Blessed are the meek, said Jesus in the Sermon on the Mount. But being meek doesn’t mean being a soft touch. There’s no Christian ministry of being a doormat, as I’ve said many a time before in sermons. People who follow Jesus know from him what we stand for, and if we’re truly following him we’ll be firm in our support for what’s good and right in the world, and equally firm in our opposition to the things that do damage, and to everything that’s unfair and unloving.

To say that takes me to the middle bit of that first line of our hymn, which is the four words: “Let me serve you.” Serving is the “why” of our fellowship. That’s what takes us, or should, from being a comfortable holy huddle, happy together without much regard for what goes on outside, to being something more world aware, more apostolic, hard-working. I believe that the God I serve and worship is offering himself as Father to every person, whoever and wherever they may be. I believe that we’re all his family, if we choose to be. And I believe that even when people turn their back and walk away he still loves them. I love the picture Jesus gives us of the father watching from the rooftop for his prodigal child to return. Christ loves people like me, but he loves people who aren’t very much like me too.

So our fellowship should be purposeful and outward-looking. And for me, the test of a Church isn’t how many people are in the pews or on the electoral roll or the list of regular givers; nor how lively and joyful our worship is.

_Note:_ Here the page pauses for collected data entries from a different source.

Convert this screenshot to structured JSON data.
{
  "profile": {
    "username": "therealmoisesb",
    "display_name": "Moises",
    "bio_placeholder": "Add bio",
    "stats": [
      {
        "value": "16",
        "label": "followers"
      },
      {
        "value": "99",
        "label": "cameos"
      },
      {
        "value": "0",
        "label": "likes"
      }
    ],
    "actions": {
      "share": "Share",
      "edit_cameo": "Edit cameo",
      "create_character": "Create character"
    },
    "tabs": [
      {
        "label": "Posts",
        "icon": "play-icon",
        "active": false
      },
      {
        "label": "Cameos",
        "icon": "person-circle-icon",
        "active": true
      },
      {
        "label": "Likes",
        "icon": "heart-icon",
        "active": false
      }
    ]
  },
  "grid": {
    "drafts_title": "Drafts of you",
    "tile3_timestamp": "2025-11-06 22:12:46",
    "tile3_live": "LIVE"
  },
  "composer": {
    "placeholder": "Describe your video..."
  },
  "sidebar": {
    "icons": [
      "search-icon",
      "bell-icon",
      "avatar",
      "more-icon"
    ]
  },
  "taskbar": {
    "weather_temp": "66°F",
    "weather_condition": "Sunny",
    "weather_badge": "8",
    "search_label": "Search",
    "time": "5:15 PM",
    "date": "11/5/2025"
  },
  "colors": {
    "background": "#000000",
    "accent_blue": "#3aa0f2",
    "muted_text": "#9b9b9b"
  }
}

Don’t get me wrong: as our church grows, and our giving grows, and our worship grows in spiritual strength and beauty, I’ll be the first to rejoice. But the main test of whether we’re getting it right is that we’re asking things like “How can we serve the people here? How can we help make a positive difference to this community? How can we make our bit of the world a better place?”

Oscar Romero, the Archbishop of San Salvador, was gunned down as he said mass in his cathedral. I’ve taken a quote from him as my thought for the week, and I’ll read some of it now: “Every effort to better society . . . is an effort God blesses, that God wants, that God demands of us.”

Archbishop Romero was of course ministering in a part of the world where monstrous injustices were being done by the ruling powers. But even in our own peaceful and fairly comfortable communities there are things we can do, things that need doing. Things that could be better, people who need a bit of help or light or comfort in their lives. We may be few in number, weak in resources and maybe very aware of our own smallness - but even the tiniest Christian congregation has the privilege and call to pray together for the whole community. That means those who’d like to be here but can’t be, those who get distracted and never make it, right across to those who have no time for either church or God. Remember that God loves every single one of them.

At our communion service, and often at other services too, we’re sent out with words like “Go in peace, to love and serve the Lord.” God calls us together in worship, but then God sends us out into the world, and he sends us, as the response at communion puts it “In the name of Christ. Amen.” I hope our worship helps bond us in fellowship and lift us in spirit, but it’s also given us to use, given so we can be made useful, together, to God. And can I just say now that all that I’ve said this morning will be my theme, God willing, throughout my ministry here: “Brother, sister, let me serve you, let me be as Christ to you.”